Négociations
de Paix - Sun
City (Afrique du Sud)
Les dernières nouvelles
La RD Congo au menu du Conseil des ministres européens
des A.E.
Bruxelles, Belgique (PANA) 11/03/2001 - Le Conseil des
ministres des Affaires étrangères de l'Union européenne a souligné, lundi à
Bruxelles, l'urgence de faire progresser le processus de paix en RD Congo, afin que soit
restaurée la souveraineté de cet Etat sur son territoire, et que soit assurée la
stabilité dans la région.
Il a notamment appelé les signataires de l'Accord de Lusaka
et la communauté internationale à prendre de nouvelles initiatives et exhorté tous les
Etats étrangers à procéder au retrait de leurs troupes dans "les meilleurs
délais", en conformité avec l'Accord de Lusaka et des résolutions pertinentes du
Conseil de sécurité de l'ONU.
Regrettant vivement les affrontements militaires qui ont eu
lieu récemment dans l'Est de ce pays, le Conseil a appelé toutes les parties
belligérantes au "strict respect" du cessez-le-feu.
Par ailleurs, les ministres européens des Affaires
étrangères ont exprimé leur préoccupation concernant la ville de Kisangani qui n'est
toujours pas démilitarisée.
Ils regrettent également que la libre circulation sur le
fleuve Congo reste impossible, estimant que la question du désarmement, de la
démobilisation, du rapatriement, de la réintégration et de la réinstallation des
groupes armés requiert une attention prioritaire de la part des parties en conflit.
Ainsi le Conseil a demandé aux gouvernements de la RD Congo
et du Rwanda "d'entamer d'urgence" le processus de rapatriement, dans ce dernier
pays, de ses ex-combattants rassemblés dans l'ancienne base militaire de Kamina en RDC.

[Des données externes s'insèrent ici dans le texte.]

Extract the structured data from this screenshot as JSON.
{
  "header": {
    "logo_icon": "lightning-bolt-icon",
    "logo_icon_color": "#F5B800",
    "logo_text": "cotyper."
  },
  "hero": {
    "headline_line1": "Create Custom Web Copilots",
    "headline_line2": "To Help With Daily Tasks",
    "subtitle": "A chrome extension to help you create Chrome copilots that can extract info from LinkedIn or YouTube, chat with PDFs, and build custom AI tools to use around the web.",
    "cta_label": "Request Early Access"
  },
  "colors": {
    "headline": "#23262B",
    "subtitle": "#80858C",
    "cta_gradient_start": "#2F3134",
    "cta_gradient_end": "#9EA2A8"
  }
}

Une Mission de la Troïka européenne, conduite par le
ministres belge des Affaires étrangères, M. Louis Michel, avait visité en novembre
dernier, l'ancienne base de Kamina avant de se rendre au Rwanda où elle avait été
reçue par le président Paul Kagame.
Le chef de l'Etat rwandais, Paul Kagame, avait contesté la
nationalité rwandaise des ex-combattants rassemblés sur cette base militaire
désaffectée.
Les quelque 2.000 ex-Interhamwés et Ex-Far qui s'y trouvent
avaient affirmé à la délégation européenne qu'ils sont Rwandais et demandaient à
être rapatriés dans leur pays d'origine.
Le Conseil a approuvé la proposition du président Joseph
Kabila de la RDC, demandant la création d'une Commission chargée d'enquêter sur les
allégations du Rwanda relatives à la présence des groupes armés sur le territoire
congolais.
Aussi le Conseil a-t-il salué la décision du Conseil de
sécurité de l'ONU demandant à la Mission des Nations Unies au Congo (MONUC) de faire,
avant la fin du mois de mars, une évaluation des effectifs des groupes armés rwandais en
territoire congolais.
Les ministres des Affaires étrangères européens ont
approuvé la décision du secrétaire général de l'ONU d'augmenter les effectifs de la
MONUC.
Le Conseil ministériel a également salué l'initiative de
la Banque mondiale visant à créer un Fonds fiduciaire de 400.000 dollars pour financer
les programmes de démobilisation et de rapatriement dans l'ensemble de la Région des
Grands Lacs.
Se félicitant de l'ouverture à Sun City, en Afrique du sud,
des assises du dialogue intercongolais, les ministres des Affaires étrangères de l'Union
européenne ont enjoint tous les participants à s'engager "sans délai
ultérieur" dans les discussion" en substance, "et à faire preuve du sens
de compromis et d'une "volonté d'aboutir dans un délai raisonnable" à un
accord sur une transition "démocratique et inclusive".
Les ministres européens ont en outre examiné la question de
la dette extérieure de la RDC à la lumière des résultats macro- économiques
"positifs" enregistrés par le gouvernement de Kinshasa.
Ils encouragent aussi la recherche d'initiatives pouvant
faciliter la consolidation de la dette extérieure de la RDC dans le cadre d'une
opération à entreprendre auprès des institutions financières internationales.